When delivering an effective customer experience (CX), one of the key factors is choosing the right contact channels. Brands must consider how they can effectively resolve different customer issues, while maintaining high levels of satisfaction.
Today, many companies are taking stock of the changes experienced over the past 18 months and working out where they go next with their Customer Service. As new trends, technologies, capabilities, and customer preferences are identified, they must revisit their choice of channels to support customers if they want to stay relevant.
While they ensure they are offering the right channels to customers, brands must also be sure that new channels introduced help deliver the right CX.
Introducing new channels, and getting them right, requires a relatively high level of investment to acquire, configure and deploy the technology that powers the process. For example, to introduce Twitter messaging, it’s not simply logging into Twitter as an individual would do. The platform is needed to manage high volumes of incoming tweets and allocate them into queues to be handled effectively and efficiently by customer service (CS) colleagues working through the queries.
And that’s where the balancing act comes in.
What are the best types of channels for different types of interactions?
The best channels will depend on the brand and the type of consumer interactions handled.
For queries that are technical, or sensitive, or urgent, voice is usually the best channel. This is generally the most effective and satisfying channel from a customer perspective.

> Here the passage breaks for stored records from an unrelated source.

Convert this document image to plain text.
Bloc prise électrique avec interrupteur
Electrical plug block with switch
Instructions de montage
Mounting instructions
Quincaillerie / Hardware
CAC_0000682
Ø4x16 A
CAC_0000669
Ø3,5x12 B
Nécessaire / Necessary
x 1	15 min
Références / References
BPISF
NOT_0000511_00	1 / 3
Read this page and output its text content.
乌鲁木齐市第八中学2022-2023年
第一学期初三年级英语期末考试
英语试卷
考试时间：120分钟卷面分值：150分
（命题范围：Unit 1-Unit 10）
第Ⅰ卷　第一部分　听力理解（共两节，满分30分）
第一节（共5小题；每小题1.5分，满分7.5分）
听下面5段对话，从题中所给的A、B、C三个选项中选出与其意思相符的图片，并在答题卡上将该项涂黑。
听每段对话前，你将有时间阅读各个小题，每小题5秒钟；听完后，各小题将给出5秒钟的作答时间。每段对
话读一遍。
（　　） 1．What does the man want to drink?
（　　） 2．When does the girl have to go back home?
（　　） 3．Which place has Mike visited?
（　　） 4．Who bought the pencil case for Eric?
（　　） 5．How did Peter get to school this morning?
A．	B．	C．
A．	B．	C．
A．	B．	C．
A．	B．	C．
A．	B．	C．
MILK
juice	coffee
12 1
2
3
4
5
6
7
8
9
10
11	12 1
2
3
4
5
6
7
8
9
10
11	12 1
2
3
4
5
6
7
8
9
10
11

It’s important to note, however, that voice support can be difficult to provide efficiently. Customers dislike long waiting times, for example, which can have a negative impact on CX.

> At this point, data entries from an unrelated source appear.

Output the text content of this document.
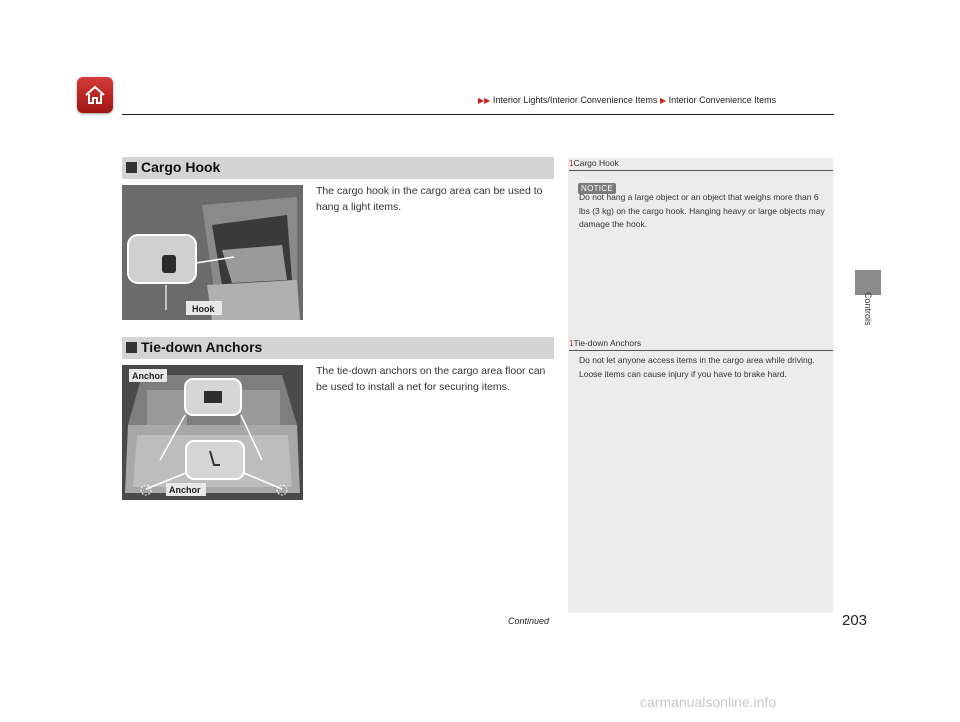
▶▶ Interior Lights/Interior Convenience Items ▶ Interior Convenience Items
Controls
Cargo Hook
Hook
The cargo hook in the cargo area can be used to hang a light items.
1Cargo Hook
NOTICE
Do not hang a large object or an object that weighs more than 6 lbs (3 kg) on the cargo hook. Hanging heavy or large objects may damage the hook.
Tie-down Anchors
Anchor
Anchor
The tie-down anchors on the cargo area floor can be used to install a net for securing items.
1Tie-down Anchors
Do not let anyone access items in the cargo area while driving. Loose items can cause injury if you have to brake hard.
Continued	203
carmanualsonline.info
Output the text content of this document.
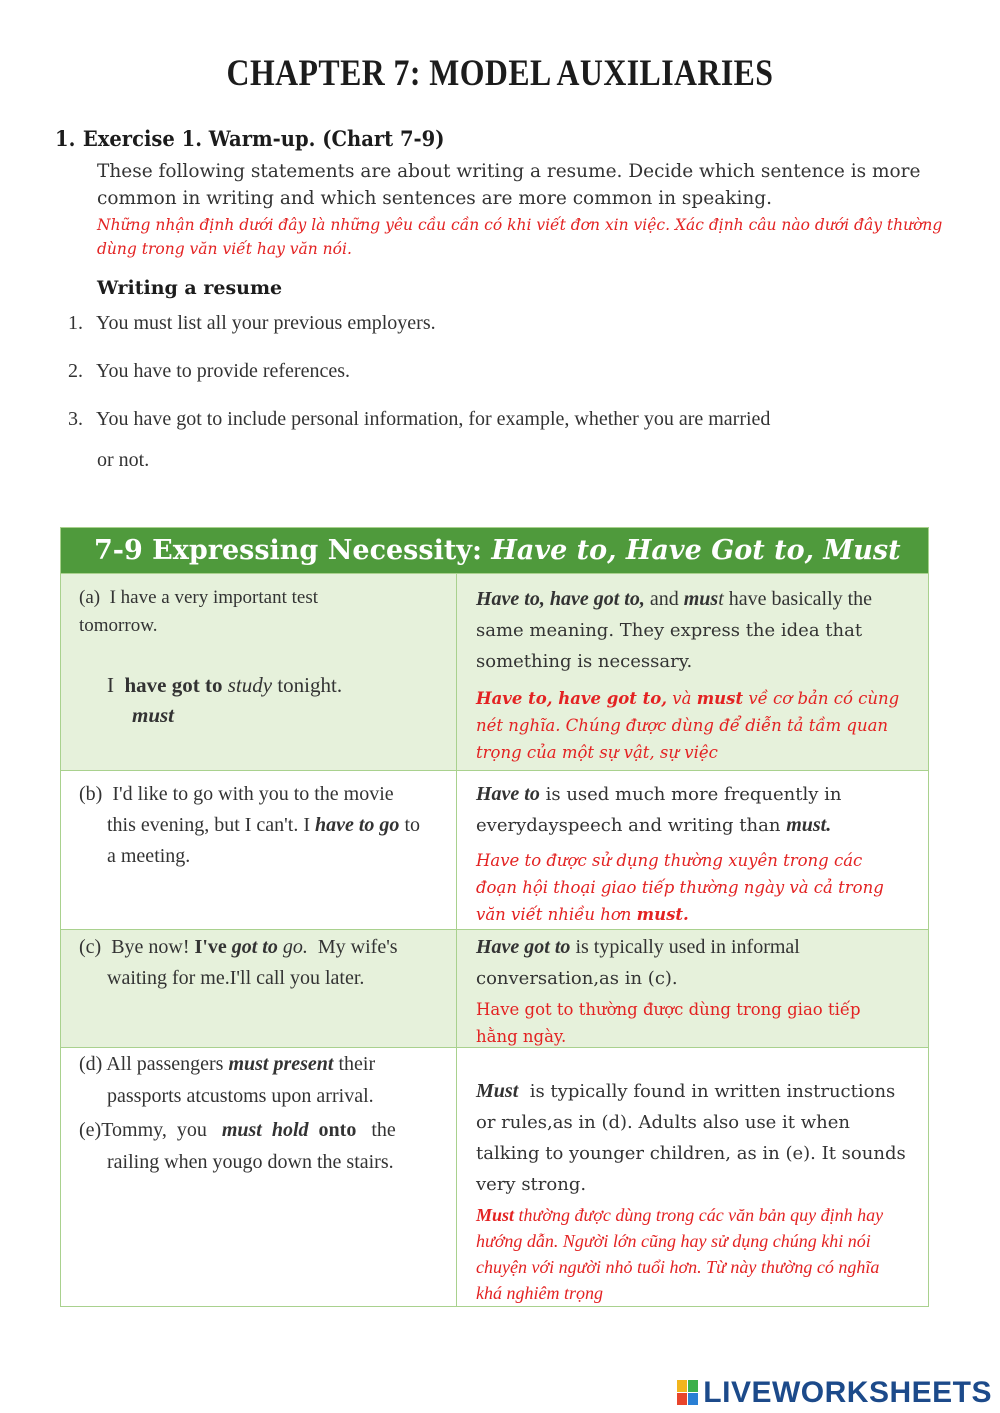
CHAPTER 7: MODEL AUXILIARIES
1. Exercise 1. Warm-up. (Chart 7-9)
These following statements are about writing a resume. Decide which sentence is more common in writing and which sentences are more common in speaking.
Những nhận định dưới đây là những yêu cầu cần có khi viết đơn xin việc. Xác định câu nào dưới đây thường dùng trong văn viết hay văn nói.
Writing a resume
1. You must list all your previous employers.
2. You have to provide references.
3. You have got to include personal information, for example, whether you are married
or not.
7-9 Expressing Necessity: Have to, Have Got to, Must
(a) I have a very important test
tomorrow.
I have got to study tonight.
must
Have to, have got to, and must have basically the
same meaning. They express the idea that
something is necessary.
Have to, have got to, và must về cơ bản có cùng
nét nghĩa. Chúng được dùng để diễn tả tầm quan
trọng của một sự vật, sự việc
(b) I'd like to go with you to the movie
this evening, but I can't. I have to go to
a meeting.
Have to is used much more frequently in
everydayspeech and writing than must.
Have to được sử dụng thường xuyên trong các
đoạn hội thoại giao tiếp thường ngày và cả trong
văn viết nhiều hơn must.
(c) Bye now! I've got to go. My wife's
waiting for me.I'll call you later.
Have got to is typically used in informal
conversation,as in (c).
Have got to thường được dùng trong giao tiếp
hằng ngày.
(d) All passengers must present their
passports atcustoms upon arrival.
(e)Tommy,  you must  hold onto the
railing when yougo down the stairs.
Must is typically found in written instructions
or rules,as in (d). Adults also use it when
talking to younger children, as in (e). It sounds
very strong.
Must thường được dùng trong các văn bản quy định hay
hướng dẫn. Người lớn cũng hay sử dụng chúng khi nói
chuyện với người nhỏ tuổi hơn. Từ này thường có nghĩa
khá nghiêm trọng
LIVEWORKSHEETS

In terms of customer satisfaction, chat comes close. Like voice, it is immediate. The customer knows there is a person on the other end of the conversation and, unlike voice, CS colleagues can multi-task, dealing with another chat as they wait for a customer response.
However, with the written word, it’s not easy to pick up emotion, tone of voice, etc. This makes it a little challenging for emotional or highly sensitive issues.
While email has the one-on-one feel that voice and chat offer, it is not instant. This means it is best used for simple communications and ones that do not require too many steps. When dealing with technical issues, email may be slow as each step in the resolution requires a new exchange, and these could be hours or even days apart.
Email is often the least satisfactory customer service channel and may be the most costly if interactions require more than one or two exchanges.
- Social networks
This channel is most effective for one to many broadcasts, such as update on technical issues affecting a lot of users, network down time, etc. It is not ideal for one-to-one conversations, technical or complex queries where a lot of detail is exchanged but helpful where an answer in relatively few characters or by sharing a link is possible.
How does a brand choose what is best for them?
Typically, a combination of three channels is needed to offer a comprehensive, well-balanced CX that covers a broad variety of interactions.
When choosing the right contact channels, brands should consider:
- What is the best way to reach a lot of people quickly, through broadcasts and announcements?
- How best to conduct one-to-one conversations efficiently?
- How should highly sensitive, technical, or emotional subjects be handled?
Brands must review channels regularly to ensure they are still using a relevant combination to deliver the best overall experience. This must involve careful analysis of data to understand how customers use what’s available, where there are challenges, and how the process could be streamlined for better results.